The BBC sent 17 on-air journalists to cover one brief Brussels summit attended by David Cameron, it has emerged, as the corporation looks to cut the number of reporters it sends out to the same event.
BBC head of newsgathering Jonathan Munro shared the anecdote with staff in a meeting on the Future of News yesterday in which he revealed plans to “streamline deployments and limit duplication” on news coverage.
An internal email to staff also revealed a move to “enhance the strength” of the BBC as the “UK’s newsroom” with home nations and English regional coverage to be woven “more closely into the output of network news” – something believed to have been influenced by the Brexit vote.
As a result of the proposals it is expected the BBC will be less likely to send news anchors out on location to host evening bulletins, Press Gazette understands.
A BBC spokesperson said: “Sometimes it is the right call to send presenters as long as it adds to our journalism.”
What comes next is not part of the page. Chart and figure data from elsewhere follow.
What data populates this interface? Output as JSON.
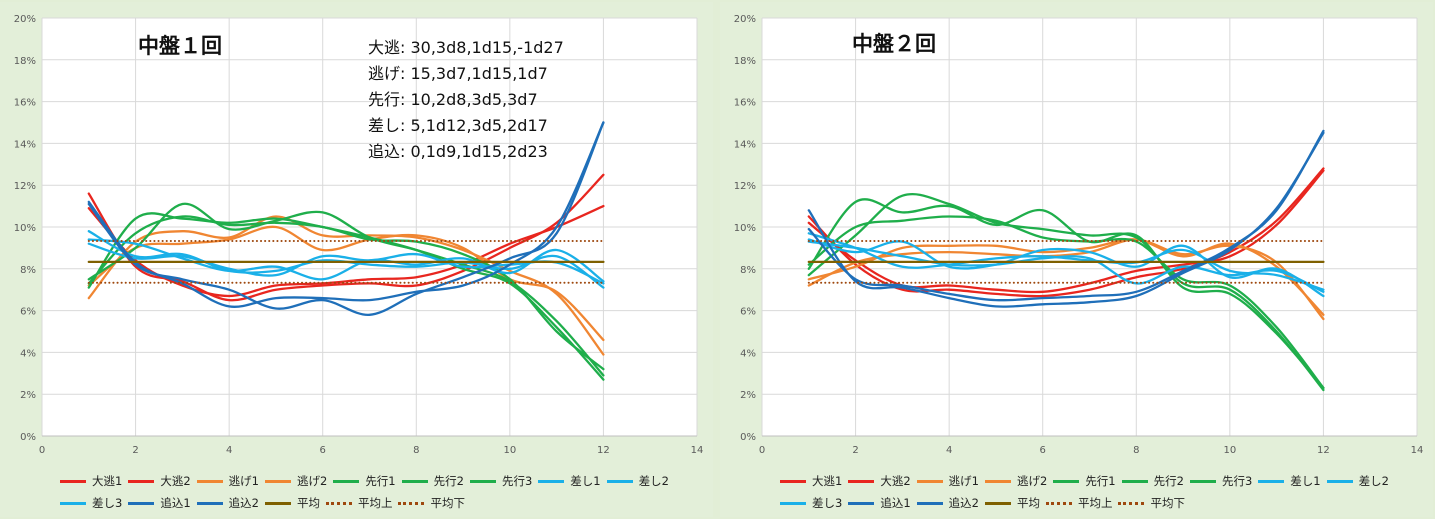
{
  "chart_data": [
    {
      "type": "line",
      "title": "中盤１回",
      "annotation": [
        "大逃: 30,3d8,1d15,-1d27",
        "逃げ: 15,3d7,1d15,1d7",
        "先行: 10,2d8,3d5,3d7",
        "差し: 5,1d12,3d5,2d17",
        "追込: 0,1d9,1d15,2d23"
      ],
      "xlim": [
        0,
        14
      ],
      "ylim": [
        0,
        20
      ],
      "xticks": [
        "0",
        "2",
        "4",
        "6",
        "8",
        "10",
        "12",
        "14"
      ],
      "yticks": [
        "0%",
        "2%",
        "4%",
        "6%",
        "8%",
        "10%",
        "12%",
        "14%",
        "16%",
        "18%",
        "20%"
      ],
      "grid": true,
      "legend_position": "bottom",
      "x": [
        1,
        2,
        3,
        4,
        5,
        6,
        7,
        8,
        9,
        10,
        11,
        12
      ],
      "series": [
        {
          "name": "大逃1",
          "color": "#e8261f",
          "style": "solid",
          "values": [
            11.6,
            8.1,
            7.4,
            6.5,
            7.0,
            7.2,
            7.3,
            7.2,
            7.9,
            9.0,
            10.2,
            12.5
          ]
        },
        {
          "name": "大逃2",
          "color": "#e8261f",
          "style": "solid",
          "values": [
            10.9,
            8.4,
            7.2,
            6.7,
            7.2,
            7.3,
            7.5,
            7.6,
            8.2,
            9.2,
            10.0,
            11.0
          ]
        },
        {
          "name": "逃げ1",
          "color": "#f08632",
          "style": "solid",
          "values": [
            6.6,
            9.3,
            9.8,
            9.5,
            10.5,
            9.6,
            9.6,
            9.5,
            8.9,
            7.9,
            6.8,
            3.9
          ]
        },
        {
          "name": "逃げ2",
          "color": "#f08632",
          "style": "solid",
          "values": [
            7.2,
            9.0,
            9.2,
            9.4,
            10.0,
            8.9,
            9.4,
            9.6,
            9.0,
            7.5,
            6.9,
            4.6
          ]
        },
        {
          "name": "先行1",
          "color": "#1fae4b",
          "style": "solid",
          "values": [
            7.1,
            10.4,
            10.4,
            10.2,
            10.4,
            10.0,
            9.5,
            8.9,
            8.0,
            7.3,
            5.2,
            2.7
          ]
        },
        {
          "name": "先行2",
          "color": "#1fae4b",
          "style": "solid",
          "values": [
            7.5,
            9.0,
            11.1,
            9.9,
            10.3,
            10.7,
            9.5,
            8.9,
            8.2,
            7.4,
            5.5,
            2.9
          ]
        },
        {
          "name": "先行3",
          "color": "#1fae4b",
          "style": "solid",
          "values": [
            7.3,
            9.7,
            10.5,
            10.1,
            10.2,
            10.0,
            9.4,
            9.3,
            8.7,
            7.5,
            5.0,
            3.2
          ]
        },
        {
          "name": "差し1",
          "color": "#1ab0e8",
          "style": "solid",
          "values": [
            9.8,
            8.6,
            8.7,
            7.9,
            7.9,
            8.4,
            8.2,
            8.1,
            8.3,
            8.0,
            8.6,
            7.1
          ]
        },
        {
          "name": "差し2",
          "color": "#1ab0e8",
          "style": "solid",
          "values": [
            9.4,
            9.2,
            8.5,
            7.9,
            8.1,
            7.5,
            8.4,
            8.2,
            8.5,
            7.8,
            8.9,
            7.4
          ]
        },
        {
          "name": "差し3",
          "color": "#1ab0e8",
          "style": "solid",
          "values": [
            9.2,
            8.5,
            8.6,
            8.0,
            7.7,
            8.6,
            8.4,
            8.7,
            8.1,
            8.2,
            8.3,
            7.3
          ]
        },
        {
          "name": "追込1",
          "color": "#1f6fb9",
          "style": "solid",
          "values": [
            11.2,
            8.3,
            7.3,
            6.2,
            6.6,
            6.6,
            6.5,
            6.9,
            7.2,
            8.2,
            10.0,
            15.0
          ]
        },
        {
          "name": "追込2",
          "color": "#1f6fb9",
          "style": "solid",
          "values": [
            11.1,
            8.2,
            7.5,
            7.0,
            6.1,
            6.5,
            5.8,
            6.8,
            7.6,
            8.5,
            9.7,
            15.0
          ]
        },
        {
          "name": "平均",
          "color": "#7f6000",
          "style": "solid",
          "values": [
            8.33,
            8.33,
            8.33,
            8.33,
            8.33,
            8.33,
            8.33,
            8.33,
            8.33,
            8.33,
            8.33,
            8.33
          ]
        },
        {
          "name": "平均上",
          "color": "#9e480e",
          "style": "dotted",
          "values": [
            9.33,
            9.33,
            9.33,
            9.33,
            9.33,
            9.33,
            9.33,
            9.33,
            9.33,
            9.33,
            9.33,
            9.33
          ]
        },
        {
          "name": "平均下",
          "color": "#9e480e",
          "style": "dotted",
          "values": [
            7.33,
            7.33,
            7.33,
            7.33,
            7.33,
            7.33,
            7.33,
            7.33,
            7.33,
            7.33,
            7.33,
            7.33
          ]
        }
      ]
    },
    {
      "type": "line",
      "title": "中盤２回",
      "xlim": [
        0,
        14
      ],
      "ylim": [
        0,
        20
      ],
      "xticks": [
        "0",
        "2",
        "4",
        "6",
        "8",
        "10",
        "12",
        "14"
      ],
      "yticks": [
        "0%",
        "2%",
        "4%",
        "6%",
        "8%",
        "10%",
        "12%",
        "14%",
        "16%",
        "18%",
        "20%"
      ],
      "grid": true,
      "legend_position": "bottom",
      "x": [
        1,
        2,
        3,
        4,
        5,
        6,
        7,
        8,
        9,
        10,
        11,
        12
      ],
      "series": [
        {
          "name": "大逃1",
          "color": "#e8261f",
          "style": "solid",
          "values": [
            10.5,
            8.2,
            7.0,
            7.0,
            6.8,
            6.7,
            7.0,
            7.6,
            8.0,
            8.8,
            10.3,
            12.8
          ]
        },
        {
          "name": "大逃2",
          "color": "#e8261f",
          "style": "solid",
          "values": [
            10.2,
            8.4,
            7.2,
            7.2,
            7.0,
            6.9,
            7.3,
            7.9,
            8.2,
            8.6,
            10.1,
            12.7
          ]
        },
        {
          "name": "逃げ1",
          "color": "#f08632",
          "style": "solid",
          "values": [
            7.2,
            8.3,
            8.7,
            8.8,
            8.7,
            8.6,
            8.8,
            9.4,
            8.7,
            9.1,
            8.3,
            5.6
          ]
        },
        {
          "name": "逃げ2",
          "color": "#f08632",
          "style": "solid",
          "values": [
            7.5,
            8.1,
            9.0,
            9.1,
            9.1,
            8.8,
            9.0,
            9.4,
            8.6,
            9.2,
            8.1,
            5.8
          ]
        },
        {
          "name": "先行1",
          "color": "#1fae4b",
          "style": "solid",
          "values": [
            8.0,
            11.2,
            10.7,
            11.0,
            10.1,
            10.8,
            9.3,
            9.6,
            7.1,
            6.8,
            4.9,
            2.3
          ]
        },
        {
          "name": "先行2",
          "color": "#1fae4b",
          "style": "solid",
          "values": [
            7.7,
            9.6,
            11.5,
            11.1,
            10.2,
            9.9,
            9.6,
            9.5,
            7.3,
            7.0,
            5.0,
            2.2
          ]
        },
        {
          "name": "先行3",
          "color": "#1fae4b",
          "style": "solid",
          "values": [
            8.2,
            10.0,
            10.3,
            10.5,
            10.3,
            9.5,
            9.3,
            9.3,
            7.5,
            7.2,
            5.2,
            2.3
          ]
        },
        {
          "name": "差し1",
          "color": "#1ab0e8",
          "style": "solid",
          "values": [
            9.7,
            9.0,
            8.1,
            8.2,
            8.5,
            8.6,
            8.4,
            8.3,
            8.9,
            7.9,
            7.7,
            7.0
          ]
        },
        {
          "name": "差し2",
          "color": "#1ab0e8",
          "style": "solid",
          "values": [
            9.4,
            8.8,
            9.3,
            8.1,
            8.2,
            8.9,
            8.8,
            8.1,
            9.1,
            7.6,
            8.0,
            6.7
          ]
        },
        {
          "name": "差し3",
          "color": "#1ab0e8",
          "style": "solid",
          "values": [
            9.3,
            9.0,
            8.6,
            8.2,
            8.2,
            8.5,
            8.5,
            7.3,
            8.1,
            7.7,
            7.9,
            6.9
          ]
        },
        {
          "name": "追込1",
          "color": "#1f6fb9",
          "style": "solid",
          "values": [
            10.8,
            7.4,
            7.1,
            6.6,
            6.2,
            6.3,
            6.4,
            6.7,
            7.8,
            8.9,
            10.9,
            14.5
          ]
        },
        {
          "name": "追込2",
          "color": "#1f6fb9",
          "style": "solid",
          "values": [
            9.9,
            7.5,
            7.2,
            6.8,
            6.5,
            6.6,
            6.7,
            6.9,
            7.9,
            9.0,
            10.8,
            14.6
          ]
        },
        {
          "name": "平均",
          "color": "#7f6000",
          "style": "solid",
          "values": [
            8.33,
            8.33,
            8.33,
            8.33,
            8.33,
            8.33,
            8.33,
            8.33,
            8.33,
            8.33,
            8.33,
            8.33
          ]
        },
        {
          "name": "平均上",
          "color": "#9e480e",
          "style": "dotted",
          "values": [
            9.33,
            9.33,
            9.33,
            9.33,
            9.33,
            9.33,
            9.33,
            9.33,
            9.33,
            9.33,
            9.33,
            9.33
          ]
        },
        {
          "name": "平均下",
          "color": "#9e480e",
          "style": "dotted",
          "values": [
            7.33,
            7.33,
            7.33,
            7.33,
            7.33,
            7.33,
            7.33,
            7.33,
            7.33,
            7.33,
            7.33,
            7.33
          ]
        }
      ]
    }
  ]
}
The move comes as newsgathering at the BBC is facing a target of £1m in savings from April next year. A decision not to merge the BBC News Channel with World News, announced last week, means the channels face a 10 per cent budget cut.
Overall the corporation has targeted savings of £800m a year by 2022. It has already made £1.6bn in savings in total over the last four years through its Delivering Quality First scheme.
A BBC insider told Press Gazette there was an “ongoing struggle” to avoid duplication on news coverage due to programmes having their own budgets that could be used to send journalists to cover an event independently of those reporting for the “one, six and 10” bulletins.
Another example of duplication, according to the source, was local radio stations going to a big news event on their patch in a bid to find local lines when national coverage had a different focus.
“It’s that debate about whether you are getting something that’s different for a programme by sending someone on the team out there,” said the insider.
“It’s one of those ongoing struggles in a healthy news organisation. A healthy BBC is going to have programmes going out there to get extra coverage.
“If you have got a programme focusing on specific viewers then you are going to need something different for that audience, but then you run the risk of lots of journalists going to the same event.”
They added: “Munro was talking about more central decisions and having an oversight of who goes to those events.”
A BBC spokesperson said the review was “a message to the teams that we need to work together more closely on news coverage” but could not comment on what form that would take.
According to the Telegraph Munroe said: “At the recent Brussels summit where David Cameron went for dinner, we sent 17 on-air broadcast journalists. It’s hard to argue that they were all generating distinctive content – it was a summit after all, taking place in one building, over a few hours; not a few days.”